Uma parceria entre a Nasa e a agência espacial francesa CNES registrou a maior onda já medida por satélite em mar aberto: uma formação de 19,7 metros, altura comparável à de um prédio de seis andares. O registro foi feito em 21 de dezembro de 2024, em uma área remota do Oceano Pacífico Norte.

O fenômeno foi gerado pela tempestade Eddie, um ciclone extratropical de forte intensidade, e captado pelo satélite SWOT (Surface Water and Ocean Topography). A missão tem a capacidade de criar mapas bidimensionais da superfície dos oceanos, medindo não apenas a altura, mas também o comprimento e a direção das ondas, uma vantagem sobre tecnologias anteriores.

O estudo sobre a medição foi liderado pelo oceanógrafo Fabrice Ardhuin, do Laboratório de Oceanografia Física e Espacial, na França, e publicado na revista científica PNAS em setembro de 2025. Os pesquisadores esclarecem que os 19,7 metros correspondem à "altura significativa da onda", uma média estatística das maiores ondas em um período. Estimativas apontam que cristas de ondas individuais dentro da tempestade podem ter atingido 35 metros, mas este não é o recorde oficial validado.

Antes desta medição, o recorde registrado por satélites desde 1991 era de 18,5 metros. A nova marca foi possível porque o SWOT cruzou o centro da tempestade Eddie em seu momento de maior intensidade, algo que os satélites anteriores, com cobertura mais limitada, raramente conseguiam fazer.

Um dos aspectos que mais chamou a atenção dos cientistas foi o alcance da energia do fenômeno. As ondas geradas pela tempestade se transformaram em marulho, ondulações que viajam longas distâncias, e percorreram cerca de 24 mil quilômetros.
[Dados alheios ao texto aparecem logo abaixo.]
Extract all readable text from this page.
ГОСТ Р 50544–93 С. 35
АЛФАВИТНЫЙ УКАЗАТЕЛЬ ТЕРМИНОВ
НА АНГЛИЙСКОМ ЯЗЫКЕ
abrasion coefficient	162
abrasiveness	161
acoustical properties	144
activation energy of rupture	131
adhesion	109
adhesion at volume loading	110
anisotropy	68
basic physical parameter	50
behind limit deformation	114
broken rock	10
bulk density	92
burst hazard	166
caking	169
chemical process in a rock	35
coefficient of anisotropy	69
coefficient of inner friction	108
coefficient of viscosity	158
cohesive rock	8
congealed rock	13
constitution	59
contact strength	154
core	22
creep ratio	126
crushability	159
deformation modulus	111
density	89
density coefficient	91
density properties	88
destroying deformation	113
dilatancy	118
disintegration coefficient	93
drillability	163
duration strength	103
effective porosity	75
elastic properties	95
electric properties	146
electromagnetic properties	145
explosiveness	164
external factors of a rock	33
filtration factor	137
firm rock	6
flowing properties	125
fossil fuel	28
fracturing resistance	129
Elas saíram do Pacífico Norte, cruzaram a Passagem de Drake, entre a América do Sul e a Antártica, e chegaram ao Atlântico Tropical entre 21 de dezembro de 2024 e 6 de janeiro de 2025.

Os dados coletados pelo SWOT permitiram corrigir modelos científicos que, segundo o estudo, superestimavam em até 20 vezes a energia transportada por ondas longas. Com as informações mais precisas, os pesquisadores podem desenvolver previsões mais confiáveis sobre ondas extremas, o que é fundamental para a segurança no mar.

Ondas dessa magnitude representam um risco direto para navios cargueiros, plataformas de energia, cabos submarinos e estruturas portuárias. Um monitoramento mais exato permite ajustar rotas de navegação durante tempestades e revisar padrões de engenharia para construções marítimas, reduzindo o risco de acidentes.

A tempestade Eddie causou mortes e danos na costa americana, do Canadá ao Peru, e também esteve associada às ondas gigantes da competição de surfe Eddie, no Havaí. A Agência Espacial Europeia observa que eventos como este funcionam como "mensageiros", pois mesmo que a tempestade não atinja a costa, sua energia pode impactar áreas remotas.

A equipe de pesquisa agora investiga se megatempestades como a Eddie estão se tornando mais frequentes ou intensas devido às mudanças climáticas. Embora o aquecimento dos oceanos possa alimentar sistemas mais fortes, os cientistas tratam a relação com cautela, pois outros fatores, como o relevo submarino e variações naturais do clima, também exercem influência.